Gemeinnützigkeit auf dem Prüfstand: BFH thematisiert Verlustverrechnung und Dauerverlust im wirtschaftlichen Geschäftsbetrieb

In einer aktuellen Entscheidung äußert sich der BFH zum Umfang des Zweckbetriebs und grenzt diesen vom steuerpflichtigen wirtschaftlichen Geschäftsbetrieb ab. Im Rahmen der Urteilsbegründung nimmt er sich dem Thema der Gewinnverrechnungen im steuerpflichtigen Bereich an und nennt die Gefahr von Dauerverlusten in einem wirtschaftlichen Geschäftsbetrieb für die Gemeinnützigkeit der gesamten Einrichtung. Dies birgt Risiken für alle gemeinnützigen Einrichtungen mit einem negativen wirtschaftlichen Geschäftsbetrieb! Daher sollten auch öffentliche Träger ihre steuerbegünstigten Einrichtungen und Beteiligungen dahingehend unter die Lupe nehmen. 

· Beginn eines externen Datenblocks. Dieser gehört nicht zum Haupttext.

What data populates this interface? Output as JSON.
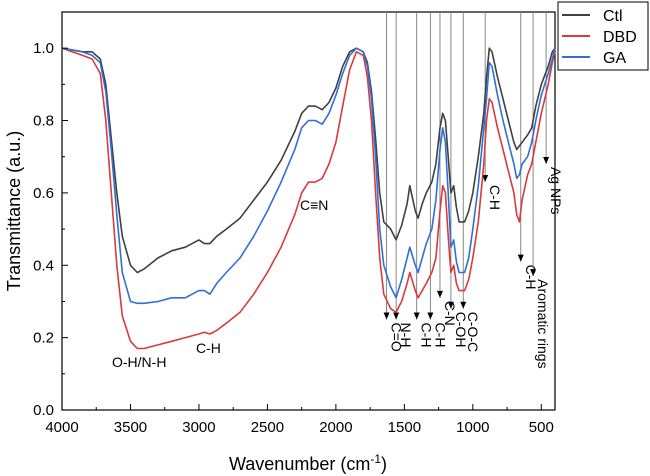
{
  "chart_data": {
    "type": "line",
    "title": "",
    "xlabel": "Wavenumber (cm",
    "xlabel_sup": "-1",
    "xlabel_close": ")",
    "ylabel": "Transmittance (a.u.)",
    "xlim": [
      4000,
      400
    ],
    "ylim": [
      0.0,
      1.1
    ],
    "x_ticks": [
      4000,
      3500,
      3000,
      2500,
      2000,
      1500,
      1000,
      500
    ],
    "y_ticks": [
      "0.0",
      "0.2",
      "0.4",
      "0.6",
      "0.8",
      "1.0"
    ],
    "legend_position": "top-right",
    "grid": false,
    "series": [
      {
        "name": "Ctl",
        "color": "#404040",
        "points": [
          [
            4000,
            1.0
          ],
          [
            3850,
            0.99
          ],
          [
            3780,
            0.99
          ],
          [
            3720,
            0.97
          ],
          [
            3680,
            0.9
          ],
          [
            3640,
            0.75
          ],
          [
            3600,
            0.6
          ],
          [
            3560,
            0.48
          ],
          [
            3500,
            0.4
          ],
          [
            3450,
            0.38
          ],
          [
            3400,
            0.39
          ],
          [
            3300,
            0.42
          ],
          [
            3200,
            0.44
          ],
          [
            3100,
            0.45
          ],
          [
            3000,
            0.47
          ],
          [
            2960,
            0.46
          ],
          [
            2920,
            0.46
          ],
          [
            2870,
            0.48
          ],
          [
            2800,
            0.5
          ],
          [
            2700,
            0.53
          ],
          [
            2600,
            0.58
          ],
          [
            2500,
            0.63
          ],
          [
            2400,
            0.69
          ],
          [
            2300,
            0.77
          ],
          [
            2250,
            0.82
          ],
          [
            2200,
            0.84
          ],
          [
            2150,
            0.84
          ],
          [
            2100,
            0.83
          ],
          [
            2050,
            0.85
          ],
          [
            2000,
            0.89
          ],
          [
            1950,
            0.95
          ],
          [
            1900,
            0.99
          ],
          [
            1850,
            1.0
          ],
          [
            1800,
            0.99
          ],
          [
            1770,
            0.96
          ],
          [
            1740,
            0.88
          ],
          [
            1710,
            0.75
          ],
          [
            1680,
            0.6
          ],
          [
            1650,
            0.52
          ],
          [
            1600,
            0.5
          ],
          [
            1560,
            0.47
          ],
          [
            1520,
            0.51
          ],
          [
            1480,
            0.57
          ],
          [
            1460,
            0.62
          ],
          [
            1420,
            0.55
          ],
          [
            1400,
            0.53
          ],
          [
            1370,
            0.57
          ],
          [
            1340,
            0.6
          ],
          [
            1300,
            0.63
          ],
          [
            1270,
            0.68
          ],
          [
            1240,
            0.78
          ],
          [
            1220,
            0.82
          ],
          [
            1200,
            0.8
          ],
          [
            1180,
            0.7
          ],
          [
            1160,
            0.6
          ],
          [
            1140,
            0.62
          ],
          [
            1120,
            0.56
          ],
          [
            1100,
            0.52
          ],
          [
            1060,
            0.52
          ],
          [
            1030,
            0.55
          ],
          [
            1000,
            0.6
          ],
          [
            960,
            0.7
          ],
          [
            920,
            0.82
          ],
          [
            900,
            0.92
          ],
          [
            880,
            1.0
          ],
          [
            860,
            0.99
          ],
          [
            820,
            0.92
          ],
          [
            780,
            0.86
          ],
          [
            740,
            0.8
          ],
          [
            700,
            0.74
          ],
          [
            680,
            0.72
          ],
          [
            660,
            0.73
          ],
          [
            640,
            0.74
          ],
          [
            600,
            0.76
          ],
          [
            570,
            0.78
          ],
          [
            540,
            0.84
          ],
          [
            500,
            0.9
          ],
          [
            450,
            0.95
          ],
          [
            420,
            0.99
          ],
          [
            400,
            1.0
          ]
        ]
      },
      {
        "name": "DBD",
        "color": "#d93a3a",
        "points": [
          [
            4000,
            1.0
          ],
          [
            3850,
            0.98
          ],
          [
            3780,
            0.97
          ],
          [
            3720,
            0.93
          ],
          [
            3680,
            0.8
          ],
          [
            3640,
            0.6
          ],
          [
            3600,
            0.4
          ],
          [
            3560,
            0.26
          ],
          [
            3500,
            0.19
          ],
          [
            3450,
            0.17
          ],
          [
            3400,
            0.17
          ],
          [
            3300,
            0.18
          ],
          [
            3200,
            0.19
          ],
          [
            3100,
            0.2
          ],
          [
            3000,
            0.21
          ],
          [
            2960,
            0.215
          ],
          [
            2920,
            0.21
          ],
          [
            2870,
            0.22
          ],
          [
            2800,
            0.24
          ],
          [
            2700,
            0.27
          ],
          [
            2600,
            0.32
          ],
          [
            2500,
            0.38
          ],
          [
            2400,
            0.45
          ],
          [
            2300,
            0.54
          ],
          [
            2250,
            0.6
          ],
          [
            2200,
            0.63
          ],
          [
            2150,
            0.63
          ],
          [
            2100,
            0.64
          ],
          [
            2050,
            0.68
          ],
          [
            2000,
            0.74
          ],
          [
            1950,
            0.84
          ],
          [
            1900,
            0.94
          ],
          [
            1850,
            0.99
          ],
          [
            1800,
            0.98
          ],
          [
            1770,
            0.92
          ],
          [
            1740,
            0.8
          ],
          [
            1710,
            0.6
          ],
          [
            1680,
            0.42
          ],
          [
            1650,
            0.32
          ],
          [
            1600,
            0.28
          ],
          [
            1560,
            0.27
          ],
          [
            1520,
            0.3
          ],
          [
            1480,
            0.35
          ],
          [
            1460,
            0.38
          ],
          [
            1420,
            0.33
          ],
          [
            1400,
            0.31
          ],
          [
            1370,
            0.33
          ],
          [
            1340,
            0.35
          ],
          [
            1300,
            0.38
          ],
          [
            1270,
            0.42
          ],
          [
            1240,
            0.55
          ],
          [
            1220,
            0.62
          ],
          [
            1200,
            0.6
          ],
          [
            1180,
            0.48
          ],
          [
            1160,
            0.38
          ],
          [
            1140,
            0.4
          ],
          [
            1120,
            0.35
          ],
          [
            1100,
            0.33
          ],
          [
            1060,
            0.33
          ],
          [
            1030,
            0.36
          ],
          [
            1000,
            0.42
          ],
          [
            960,
            0.52
          ],
          [
            920,
            0.68
          ],
          [
            900,
            0.8
          ],
          [
            880,
            0.86
          ],
          [
            860,
            0.85
          ],
          [
            820,
            0.78
          ],
          [
            780,
            0.72
          ],
          [
            740,
            0.66
          ],
          [
            700,
            0.6
          ],
          [
            680,
            0.54
          ],
          [
            660,
            0.52
          ],
          [
            640,
            0.58
          ],
          [
            600,
            0.65
          ],
          [
            570,
            0.68
          ],
          [
            540,
            0.74
          ],
          [
            500,
            0.82
          ],
          [
            450,
            0.9
          ],
          [
            420,
            0.96
          ],
          [
            400,
            0.99
          ]
        ]
      },
      {
        "name": "GA",
        "color": "#2f6fd6",
        "points": [
          [
            4000,
            1.0
          ],
          [
            3850,
            0.99
          ],
          [
            3780,
            0.98
          ],
          [
            3720,
            0.96
          ],
          [
            3680,
            0.88
          ],
          [
            3640,
            0.72
          ],
          [
            3600,
            0.54
          ],
          [
            3560,
            0.38
          ],
          [
            3500,
            0.3
          ],
          [
            3450,
            0.295
          ],
          [
            3400,
            0.295
          ],
          [
            3300,
            0.3
          ],
          [
            3200,
            0.31
          ],
          [
            3100,
            0.31
          ],
          [
            3000,
            0.33
          ],
          [
            2960,
            0.33
          ],
          [
            2920,
            0.32
          ],
          [
            2870,
            0.35
          ],
          [
            2800,
            0.38
          ],
          [
            2700,
            0.42
          ],
          [
            2600,
            0.48
          ],
          [
            2500,
            0.55
          ],
          [
            2400,
            0.63
          ],
          [
            2300,
            0.72
          ],
          [
            2250,
            0.78
          ],
          [
            2200,
            0.8
          ],
          [
            2150,
            0.8
          ],
          [
            2100,
            0.79
          ],
          [
            2050,
            0.82
          ],
          [
            2000,
            0.87
          ],
          [
            1950,
            0.93
          ],
          [
            1900,
            0.98
          ],
          [
            1850,
            1.0
          ],
          [
            1800,
            0.99
          ],
          [
            1770,
            0.95
          ],
          [
            1740,
            0.86
          ],
          [
            1710,
            0.7
          ],
          [
            1680,
            0.5
          ],
          [
            1650,
            0.4
          ],
          [
            1600,
            0.34
          ],
          [
            1560,
            0.31
          ],
          [
            1520,
            0.36
          ],
          [
            1480,
            0.42
          ],
          [
            1460,
            0.45
          ],
          [
            1420,
            0.4
          ],
          [
            1400,
            0.38
          ],
          [
            1370,
            0.42
          ],
          [
            1340,
            0.46
          ],
          [
            1300,
            0.5
          ],
          [
            1270,
            0.58
          ],
          [
            1240,
            0.72
          ],
          [
            1220,
            0.78
          ],
          [
            1200,
            0.74
          ],
          [
            1180,
            0.6
          ],
          [
            1160,
            0.45
          ],
          [
            1140,
            0.47
          ],
          [
            1120,
            0.41
          ],
          [
            1100,
            0.38
          ],
          [
            1060,
            0.38
          ],
          [
            1030,
            0.42
          ],
          [
            1000,
            0.5
          ],
          [
            960,
            0.62
          ],
          [
            920,
            0.78
          ],
          [
            900,
            0.86
          ],
          [
            880,
            0.96
          ],
          [
            860,
            0.95
          ],
          [
            820,
            0.87
          ],
          [
            780,
            0.8
          ],
          [
            740,
            0.74
          ],
          [
            700,
            0.68
          ],
          [
            680,
            0.64
          ],
          [
            660,
            0.65
          ],
          [
            640,
            0.68
          ],
          [
            600,
            0.7
          ],
          [
            570,
            0.74
          ],
          [
            540,
            0.8
          ],
          [
            500,
            0.87
          ],
          [
            450,
            0.93
          ],
          [
            420,
            0.97
          ],
          [
            400,
            1.0
          ]
        ]
      }
    ],
    "band_annotations": [
      {
        "label": "O-H/N-H"
      },
      {
        "label": "C-H"
      },
      {
        "label": "C≡N"
      }
    ],
    "arrow_annotations": [
      {
        "label": "C=O",
        "wavenumber": 1630,
        "y_end": 0.25
      },
      {
        "label": "N-H",
        "wavenumber": 1560,
        "y_end": 0.25
      },
      {
        "label": "C-H",
        "wavenumber": 1410,
        "y_end": 0.25
      },
      {
        "label": "C-H",
        "wavenumber": 1310,
        "y_end": 0.25
      },
      {
        "label": "C-N",
        "wavenumber": 1240,
        "y_end": 0.31
      },
      {
        "label": "C-OH",
        "wavenumber": 1160,
        "y_end": 0.28
      },
      {
        "label": "C-O-C",
        "wavenumber": 1070,
        "y_end": 0.28
      },
      {
        "label": "C-H",
        "wavenumber": 910,
        "y_end": 0.63
      },
      {
        "label": "C-H",
        "wavenumber": 650,
        "y_end": 0.41
      },
      {
        "label": "Aromatic rings",
        "wavenumber": 560,
        "y_end": 0.37
      },
      {
        "label": "Ag NPs",
        "wavenumber": 465,
        "y_end": 0.68
      }
    ]
  }
}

Im konkreten Fall hatte der BFH zum einen zu beurteilen, ob Erträge eines gemeinnützigen Krankenhauses, die aus der Personal- und Sachgestellung an angestelltes ärztliches Personal resultierten, dem steuerbegünstigten Krankenhauszweckbetrieb (§ 67 Abs. 1 AO) oder dem steuerpflichtigen wirtschaftlichen Geschäftsbetrieb (§ 64 Abs. 1 AO) zuzurechnen sind. Zum anderen war strittig, ob die im Zusammenhang mit der verbilligten Abgabe von Speisen und Getränken an das Krankenhauspersonal stehenden Betriebsausgaben dem steuerbegünstigten Zweckbetrieb zuzu-ordnen sind.

Wenig überraschend entschied der BFH mit Urteil vom 14.12.2023 (V R 28/21), dass die Erträge eines Krankenhauses aus der Gestellung von Personal- und Sachmitteln an sein angestelltes ärztliches Personal für deren genehmigte ambulante Tätigkeit als Teil des steuerpflichtigen wirtschaftlichen Geschäftsbetriebes einzustufen sind. Er widersprach damit der Auffassung des erstinstanzlich entscheidenden FG Münster.

Im zweiten Teil seiner Urteilsbegründung zur gemeinnützigkeitsrechtlichen Behandlung von Mitarbeitercafeterien, die aus arbeitsrechtlichen Gründen defizitär betrieben werden, befasste sich der BFH neben der grundsätzlichen Abgrenzung zwischen Zweckbetrieb und wirtschaftlichem Geschäftsbetrieb sowie der Zuordnung von Betriebsausgaben mit dem grundsätzlichen Thema eines Dauerdefizits in einem steuerpflichtigen wirtschaftlichen Geschäftsbetrieb. Er führt in diesem Zusammenhang an, dass die Ergebnisverrechnung der einzelnen wirtschaftlichen Geschäftsbetriebe eine Auslegung der Finanzverwaltung darstellt. Seine Einstellung hierzu lässt sich durch sein Schweigen erahnen. Noch wesentlicher jedoch ist der Aufgriff des Themas „Dauerverlustbetriebe“ in seiner Begründung. Der BFH zitiert Fachliteratur, nach der ein Dauerverlustbetrieb trotz eines Ausgleichs mit Gewinnen anderer wirtschaftlicher Geschäftsbetriebe die Gemeinnützigkeit der gesamten Einrichtung gefährdet.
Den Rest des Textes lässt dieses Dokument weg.